Authors :
Presenting Author: Doreen Guilette, – Dartmouth Health
Meredith Olenec, BA, CHW – Dartmouth Health
Barbara Jobst, MD, Dr. MED, FAES, FAAN – Dartmouth Health
Shannon Donnelly, MBA, CCHW – Dartmouth Health
Bryan L'Heureux, MPH – Dartmouth Health
Elaine Kiriakopoulos, MD, MPH, MSc – Dartmouth Health
Rationale:
Background: Social Drivers of Health (SDOH) are non-medical factors, such as housing, transportation, food access, education, and financial stability, that influence a wide range of health outcomes and quality of life (QoL) risks. People with epilepsy (PWE) are often affected by comorbidities and social stressors, therefore, identifying and addressing SDOH is essential to delivering equitable and comprehensive whole person care. We examine community health worker (CHW) enhanced integration of standardized EHR SDOH screening, resource referral and tracking at our epilepsy center as an approach to recognizing patients’ social needs and connecting them with community-based resources.
Methods:
Methods: Between 1/25/25 and 7/31/25, in the Epilepsy Clinic at Dartmouth Health 46 multidisciplinary clinicians participated in a quality improvement project to facilitate SDOH identification via a standardized SDOH screening tool assigned to patients by a CHW. During this period, 2,300 patients were assigned a SDOH questionnaire via EHR patient portal. Screening assessed eight key domains: transportation, physical activity, housing stability, intimate partner violence and social isolation, utilities, health literacy, financial resource strain, and food insecurity. PWE received the questionnaire within 7 days of their scheduled clinic appointment and providers also had the option of referring patients directly to the CHW for SDOH screening during clinic visits. If a patient screened positive for one or more unmet need(s), a CHW contacted the patient to offer support and connect them with appropriate resources. Virtual CHW follow up with patients occurred one month following the provision of resources.
Results:
Results: Over a 190-day period, 2,300 patients were assigned the SDOH screener; 1,341 patients completed it, and 58.99% screened positive for at least one unmet social need. Of these, 149 expressed interests in receiving assistance; 70 later declined, reporting they had support or resolution of the need. 79 PWE met with a CHW and were successfully connected with community-based resources by phone (n=73) or in person during a clinic visit (n=6).
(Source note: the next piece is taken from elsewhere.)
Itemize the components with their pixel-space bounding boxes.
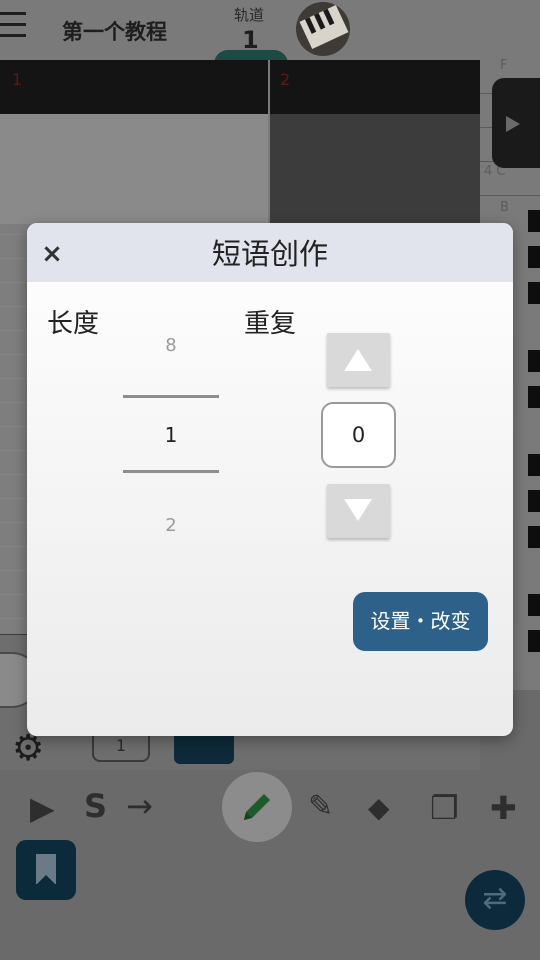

Among PWE who screened positive, the most common reported needs were financial resource strain (71.81%), food insecurity (58.39%), transportation (45.6%) and health literacy challenges (41.61%). Additional reported needs included housing instability (32.89%), utility insecurity (12.75%), limited physical activity (8.05%), and intimate partner violence/social isolation (6.71%). Of the positive, 64 PWE were connected to resources within 7 days (Graph 1).
Conclusions:
Conclusion: Integrating routine EHR supported SDOH screening into clinical workflows has the potential to enhance holistic patient care by identifying unmet social needs and addressing health inequities among individuals with epilepsy. Future efforts at our center will include a focus on evaluating the outcomes of this CHW enhanced intervention, including referral follow-through, patient satisfaction, and impacts on clinical outcomes and quality-of-life measures.